Il progetto originale, che prevedeva la creazione di 270 appartamenti, è andato incontro a difficoltà significative quando Redo sgr ha deciso di ritirarsi, citando le rigide regole pubblicistiche imposte dal Pnrr. Le regolazioni, che hanno lo scopo di gestire i fondi Pinqua, non garantivano più la redditività prevista dalla società.

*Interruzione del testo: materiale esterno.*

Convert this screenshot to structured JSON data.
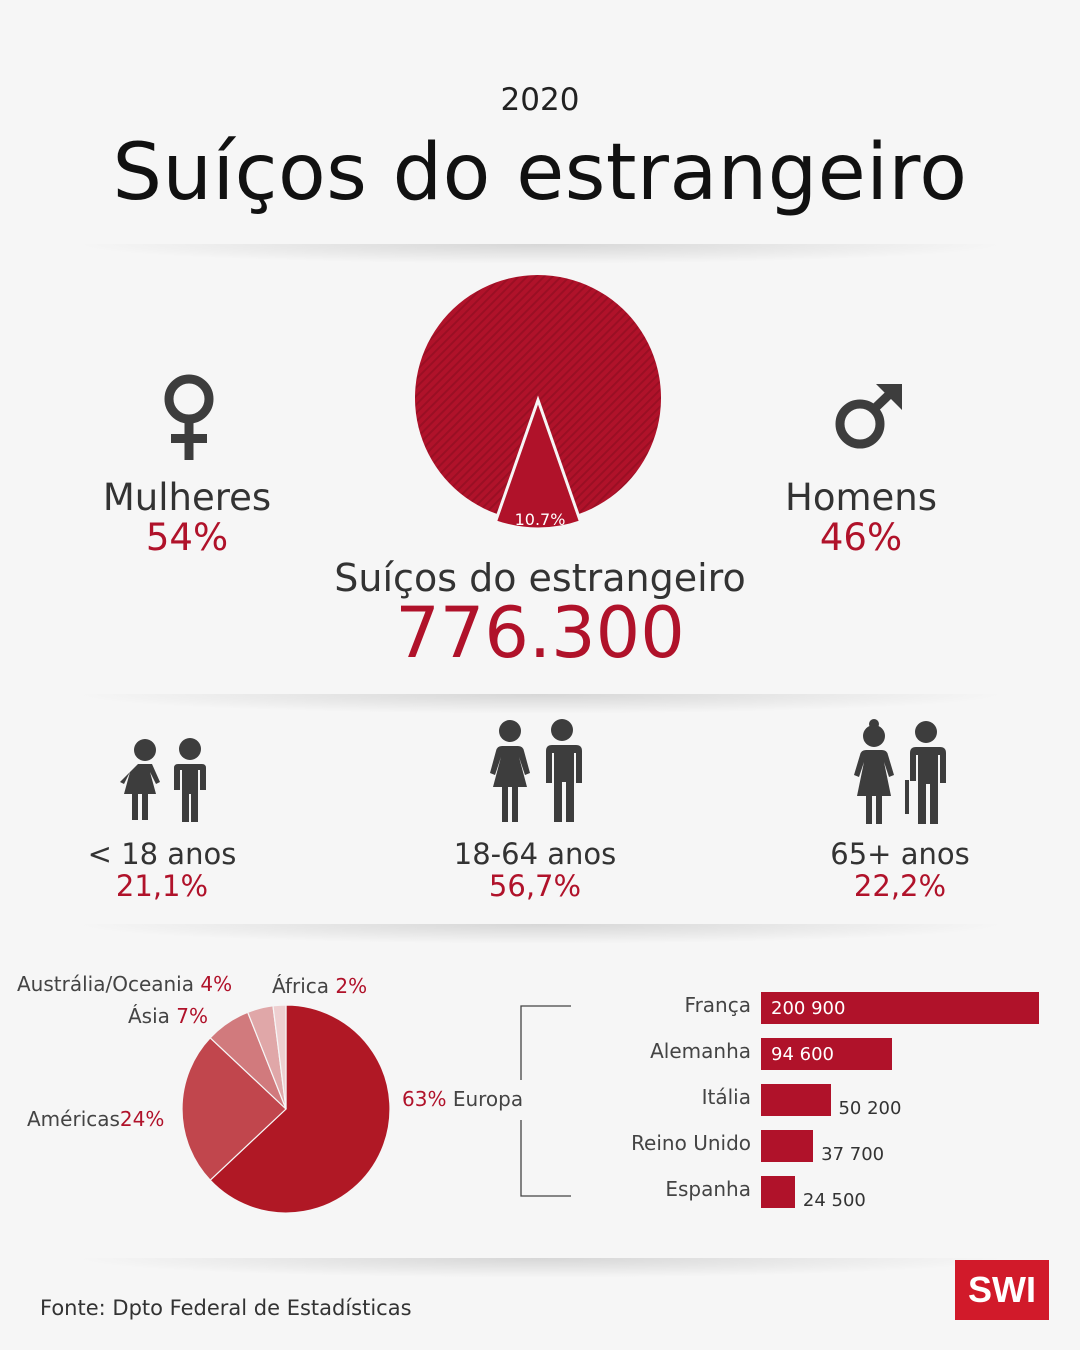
{
  "header": {
    "year": "2020",
    "title": "Suíços do estrangeiro"
  },
  "gender": {
    "women_label": "Mulheres",
    "women_value": "54%",
    "men_label": "Homens",
    "men_value": "46%"
  },
  "main_stat": {
    "share_label": "10.7%",
    "label": "Suíços do estrangeiro",
    "value": "776.300"
  },
  "ages": [
    {
      "label": "< 18 anos",
      "value": "21,1%"
    },
    {
      "label": "18-64 anos",
      "value": "56,7%"
    },
    {
      "label": "65+ anos",
      "value": "22,2%"
    }
  ],
  "source": "Fonte: Dpto Federal de Estadísticas",
  "logo": "SWI",
  "colors": {
    "accent": "#b0122a",
    "dark_icon": "#3d3d3d",
    "logo_red": "#d11a2a"
  },
  "chart_data": [
    {
      "type": "pie",
      "slices": [
        {
          "label": "Suíços do estrangeiro",
          "value": 10.7,
          "display": "10.7%"
        }
      ]
    },
    {
      "type": "pie",
      "slices": [
        {
          "label": "Europa",
          "value": 63,
          "display": "63%",
          "color": "#b01825"
        },
        {
          "label": "Américas",
          "value": 24,
          "display": "24%",
          "color": "#c1464d"
        },
        {
          "label": "Ásia",
          "value": 7,
          "display": "7%",
          "color": "#d17a7d"
        },
        {
          "label": "Austrália/Oceania",
          "value": 4,
          "display": "4%",
          "color": "#e0a7a8"
        },
        {
          "label": "África",
          "value": 2,
          "display": "2%",
          "color": "#eecfd0"
        }
      ]
    },
    {
      "type": "bar",
      "orientation": "horizontal",
      "categories": [
        "França",
        "Alemanha",
        "Itália",
        "Reino Unido",
        "Espanha"
      ],
      "values": [
        200900,
        94600,
        50200,
        37700,
        24500
      ],
      "value_labels": [
        "200 900",
        "94 600",
        "50 200",
        "37 700",
        "24 500"
      ]
    }
  ]
}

Il Comune di Brescia si era inizialmente trovato in una posizione difficile, dopo aver perso l’opportunità di accedere a 42 milioni di euro di fondi nazionali destinati a questo grande progetto di cooperazione pubblico-privata. La situazione è stata ulteriormente complicata dalla vendita controversa della torre benevoliana di San Polo, gestita da Aler e descritta da molti come una svendita.
Nonostante le sfide, la Loggia non ha esitato a cercare alternative. L’accordo raggiunto all’Alta commissione Pinqua è considerato il massimo risultato ottenibile in queste circostanze, garantendo una nuova iniezione di fondi per il comune. Questo nuovo finanziamento è fondamentale per la realizzazione di progetti alternativi che possano compensare la perdita degli appartamenti originariamente pianificati.
Il nuovo schema di accordo, esaminato e approvato dall’Alta commissione, rappresenta una luce all’orizzonte per Brescia, che ora può pianificare ulteriori sviluppi nel settore dell’housing sociale, cruciale per rispondere alla crescente domanda di alloggi accessibili nella città.